30 Rock’s Manhattan makes heroes and villains of everyone

30 Rock’s Manhattan makes heroes and villains of everyone

One week a month, Watch This offers television recommendations inspired by the week’s new releases or premieres. This week: In honor of The A.V. Club’s Comics Week, television episodes about our favorite origin stories.

30 Rock, “The Tuxedo Begins” (season six, episode seven; originally aired 2/16/2012)

30 Rock’s Liz Lemon (Tina Fey) and Jack Donaghy (Alec Baldwin) couldn’t feel more differently about life in Manhattan. Of the many divides in their unlikely friendship, their polarized views of Gotham are only second to their respective dating choices in fueling their prickly Mary-and-Lou dynamic. Liz might have a fancy, lucrative job as a television writer, but she’s still just a modest straphanger living in a metropolis that can be as irksome as it is energizing. Life in the big city can kill your mental health with a thousand tiny cuts, and in the first moments of the 30 Rock pilot, Liz is seen railing against line-cutters at the hot dog stand. There’s only so much a girl can take.

As a proud one-percenter, Jack has had a completely different NYC experience. His cloistered Upper West Side existence shields him from most of the city’s indignities. “I haven’t been above 72nd Street in over a decade,” he says in one episode. Jack has no reason to dislike Manhattan until “The Tuxedo Begins,” which begins with Jack getting mugged while he’s distracted on a phone call with Liz. (She takes his silence as permission to prattle on about Real Housewives.) A shell-shocked Jack confines himself to his office, and when Liz finds out about the mugging, she thinks she finally has enough evidence to convince him that Manhattan’s streets are strewn with litter—not because New Yorkers discard trash, but because they are trash. Instead, Jack is inspired to run for mayor and return the city to its former glory. He’s not demoralized, he’s galvanized.

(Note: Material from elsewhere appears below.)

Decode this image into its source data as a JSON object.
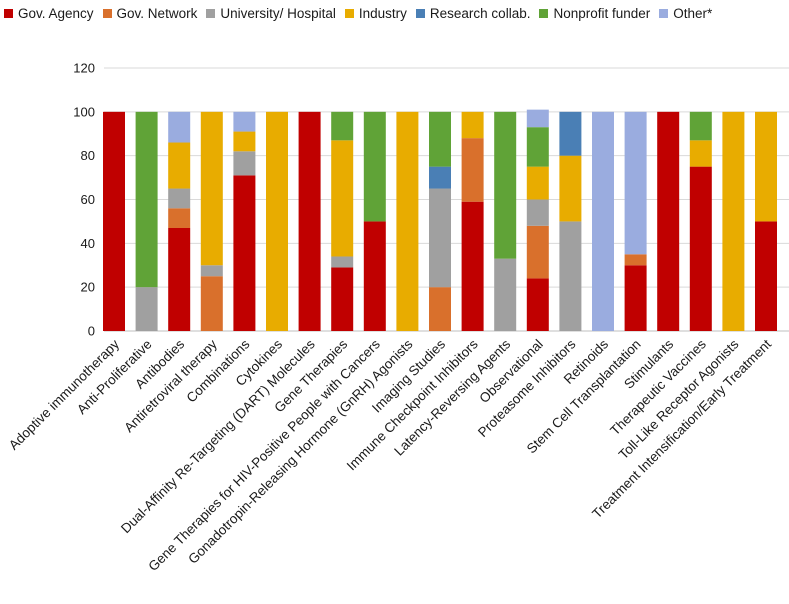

Meanwhile, Liz is more pessimistic about Manhattan than ever until she stumbles on a terrifying strategy. She borrows her sketch show’s crazy-old-lady costume, smears some lipstick across her face, and carries around her putrid gym bag to drive people away. That way, she’ll get subway cars and movie theaters all to herself. It’s not long before “The Tuxedo Begins” tips its hand, revealing itself as a blended homage to Batman Begins and The Dark Knight, fusing Jack’s heroic rise from trauma with Liz’s riff on Heath Ledger’s Joker. The hero and the villain face off against each other, Jack—a.k.a. The Tuxedo—armed with his privileged optimism, and Liz armed with her ratty gray wig and cardio-funk.

“Tuxedo” is among the daffiest stories 30 Rock ever told, but it’s still rooted in one of the show’s sturdiest character dynamics. Jack ultimately wins the battle, not because the hero wins by default, but because the bulk of his relationship with Liz is based on him trying to get her to see the world as full of possibility rather than peril. He’s not optimistic about New York City because he’s one of its blithe super-wealthy; he’s one of the blithe super-wealthy because he was optimistic about New York City. There’s no problem a little cunning and B-school ingenuity can’t fix.


Availability: “The Tuxedo Begins,” along with the full run of 30 Rock, is available for streaming on Netflix, for digital purchase, and on DVD.